Though competitors like Meta and OpenAI are working on similar real-time AI video features, Google Lens has taken the lead by launching this powerful new tool. However, the feature is asynchronous and currently limited to early-access users, with its full potential yet to be proven.
6. Adobe unveils AI-powered video generation for Firefly
Source: TechCrunch
Adobe has introduced video generation capabilities to its Firefly AI platform, enabling users to create AI-generated videos directly from text or images. Accessible via Adobe’s website, the beta version allows users to generate five-second videos using Firefly's text-to-video and image-to-video models. In the Premiere Pro beta app, the new Generative Extend feature lets users extend video clips by up to two seconds, smoothly continuing camera movements and audio.
The Generative Extend tool has impressed early testers, proving more practical than Firefly's basic video generation models, which still lag behind competitors like Runway's Gen-3 Alpha. Adobe’s AI strategy focuses on complementing creative workflows rather than replacing them. Firefly’s tools aim to speed up editing, addressing problems like incomplete footage, rather than generating new content from scratch.

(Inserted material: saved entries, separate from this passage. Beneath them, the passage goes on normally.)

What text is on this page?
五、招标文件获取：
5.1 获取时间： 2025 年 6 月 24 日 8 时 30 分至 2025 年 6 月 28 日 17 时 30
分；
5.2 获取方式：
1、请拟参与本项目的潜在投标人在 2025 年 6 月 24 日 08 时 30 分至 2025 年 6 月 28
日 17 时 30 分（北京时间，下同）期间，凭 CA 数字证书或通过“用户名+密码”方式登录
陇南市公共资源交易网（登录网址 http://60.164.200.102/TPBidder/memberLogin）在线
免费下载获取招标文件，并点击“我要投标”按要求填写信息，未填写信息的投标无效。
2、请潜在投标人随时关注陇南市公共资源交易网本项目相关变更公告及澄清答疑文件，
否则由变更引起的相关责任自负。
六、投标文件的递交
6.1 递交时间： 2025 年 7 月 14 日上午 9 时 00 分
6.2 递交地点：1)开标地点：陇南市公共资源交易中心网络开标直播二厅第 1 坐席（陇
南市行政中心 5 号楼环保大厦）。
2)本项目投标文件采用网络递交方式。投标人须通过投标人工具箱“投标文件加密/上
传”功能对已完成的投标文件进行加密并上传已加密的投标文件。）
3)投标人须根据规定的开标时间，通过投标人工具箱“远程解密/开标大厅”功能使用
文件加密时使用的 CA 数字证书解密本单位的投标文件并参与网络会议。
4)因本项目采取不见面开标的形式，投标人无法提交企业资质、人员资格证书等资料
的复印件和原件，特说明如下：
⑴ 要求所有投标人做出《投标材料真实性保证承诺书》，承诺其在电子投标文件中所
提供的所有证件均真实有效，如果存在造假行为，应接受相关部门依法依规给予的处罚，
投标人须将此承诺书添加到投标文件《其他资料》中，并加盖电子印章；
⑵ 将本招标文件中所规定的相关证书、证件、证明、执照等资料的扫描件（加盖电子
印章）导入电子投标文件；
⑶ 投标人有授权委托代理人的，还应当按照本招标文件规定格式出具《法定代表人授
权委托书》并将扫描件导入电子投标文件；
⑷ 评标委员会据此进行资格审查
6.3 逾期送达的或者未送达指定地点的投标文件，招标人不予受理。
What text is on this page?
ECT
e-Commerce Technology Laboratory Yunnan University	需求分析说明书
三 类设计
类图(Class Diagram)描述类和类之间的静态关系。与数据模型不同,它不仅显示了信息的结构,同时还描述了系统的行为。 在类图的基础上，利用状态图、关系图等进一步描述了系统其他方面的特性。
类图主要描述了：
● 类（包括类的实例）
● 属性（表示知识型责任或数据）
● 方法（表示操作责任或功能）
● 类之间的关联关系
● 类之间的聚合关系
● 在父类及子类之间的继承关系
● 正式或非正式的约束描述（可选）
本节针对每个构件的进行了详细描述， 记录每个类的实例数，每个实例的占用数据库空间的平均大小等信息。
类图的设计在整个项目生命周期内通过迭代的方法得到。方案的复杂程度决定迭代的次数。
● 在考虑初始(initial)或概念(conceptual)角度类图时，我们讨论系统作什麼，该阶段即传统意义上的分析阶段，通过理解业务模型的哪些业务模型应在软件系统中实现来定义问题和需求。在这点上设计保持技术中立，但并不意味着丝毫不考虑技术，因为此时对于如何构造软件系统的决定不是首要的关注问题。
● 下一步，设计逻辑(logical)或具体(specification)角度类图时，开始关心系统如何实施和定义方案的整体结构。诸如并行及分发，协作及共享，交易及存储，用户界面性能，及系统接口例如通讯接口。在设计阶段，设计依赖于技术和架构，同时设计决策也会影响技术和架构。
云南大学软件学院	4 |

Adobe’s balanced approach reflects the company’s efforts to cater to its meticulous creative audience, easing concerns that AI could replace traditional methods. Adobe has also committed to fair practices, compensating artists for training data and embedding watermarks in AI-generated content metadata.
As Adobe continues refining its AI offerings, it remains focused on empowering creators to leverage AI for more efficient, creative work, rather than viewing it as a threat.